Try a softer, incentive-driven approach in traffic management
Letter from Philip Kwek 04:45 AM Nov 28, 2011

CAR ownership is both a necessity and a status symbol. Despite the cost, many people aspire to own one, if the wallet permits.

With the car population increasing, roads and car parks are being expanded, for a freer flow of traffic.

Measures such as Electronic Road Pricing and Certificates of Entitlement, introduced to supplement the existing "deterrences" of import duties and road taxes, have only added to government coffers, though, with minimum effect on traffic management.

While car ownership is not discouraged, the use of cars is. The latter contributes to pollution, congestion and economic costs from time lost in traffic jams and rising demand for parking spaces.

While there are no one-glove-fits-all solutions in traffic management, there are some socially acceptable ones.

Ideally, public transport should be as seamless, reliable and punctual as possible.
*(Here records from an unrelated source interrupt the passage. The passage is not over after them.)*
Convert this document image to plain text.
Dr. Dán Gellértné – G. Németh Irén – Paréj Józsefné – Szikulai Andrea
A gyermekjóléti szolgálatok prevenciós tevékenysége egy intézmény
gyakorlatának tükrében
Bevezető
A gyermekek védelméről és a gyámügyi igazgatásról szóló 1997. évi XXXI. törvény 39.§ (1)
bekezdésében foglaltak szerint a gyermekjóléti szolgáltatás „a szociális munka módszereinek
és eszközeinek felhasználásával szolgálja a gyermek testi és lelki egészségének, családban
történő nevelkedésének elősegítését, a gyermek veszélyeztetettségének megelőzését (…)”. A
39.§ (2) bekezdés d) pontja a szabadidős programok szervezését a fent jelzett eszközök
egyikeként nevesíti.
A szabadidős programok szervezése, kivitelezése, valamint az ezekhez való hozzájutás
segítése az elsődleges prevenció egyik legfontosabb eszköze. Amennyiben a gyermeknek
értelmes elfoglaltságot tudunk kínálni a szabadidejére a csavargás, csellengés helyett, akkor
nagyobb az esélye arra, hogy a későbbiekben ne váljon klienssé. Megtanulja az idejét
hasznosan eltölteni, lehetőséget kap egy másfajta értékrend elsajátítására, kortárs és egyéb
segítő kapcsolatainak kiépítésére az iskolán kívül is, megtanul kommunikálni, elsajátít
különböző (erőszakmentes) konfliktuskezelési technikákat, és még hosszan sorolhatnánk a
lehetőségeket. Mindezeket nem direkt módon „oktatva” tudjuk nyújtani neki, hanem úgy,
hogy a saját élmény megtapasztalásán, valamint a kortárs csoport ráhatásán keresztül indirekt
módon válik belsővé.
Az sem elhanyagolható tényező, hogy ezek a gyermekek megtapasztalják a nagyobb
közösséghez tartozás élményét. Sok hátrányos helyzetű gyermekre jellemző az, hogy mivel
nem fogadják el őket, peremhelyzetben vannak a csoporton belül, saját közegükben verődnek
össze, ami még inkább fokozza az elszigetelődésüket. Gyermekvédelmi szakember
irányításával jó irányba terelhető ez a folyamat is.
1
If it is convenient and reasonably priced, many will switch to public transport.

Apart from this, incentives such as ERP discounts should be given for car pooling. I notice that most cars, during congestion, only contain the driver. Car pooling would help and may enhance social interaction, build cohesion among people and, who knows, increase the number of marriages.

Co-ownership of cars between two or more families should also be allowed, without the constraints of co-operative rules and sub-leasing regulations.

As for parking, the cost of full-day parking should be lower at all Mass Rapid Transit stations and bus terminals.

Incidentally, the buildings in our shopping belt (Orchard Road) and business district (Shenton Way) are not all linked, nor are there sheltered walkways. It is not uncommon, in our weather, to drive down the road instead of walking to another building.

The above suggestions are non-exhaustive but it is noticeable that our traffic management has been based on disincentives and are punitive in nature. Why not try a softer, more incentive-driven approach?

It would not only lower the cost of living but also build a happier, more cohesive society.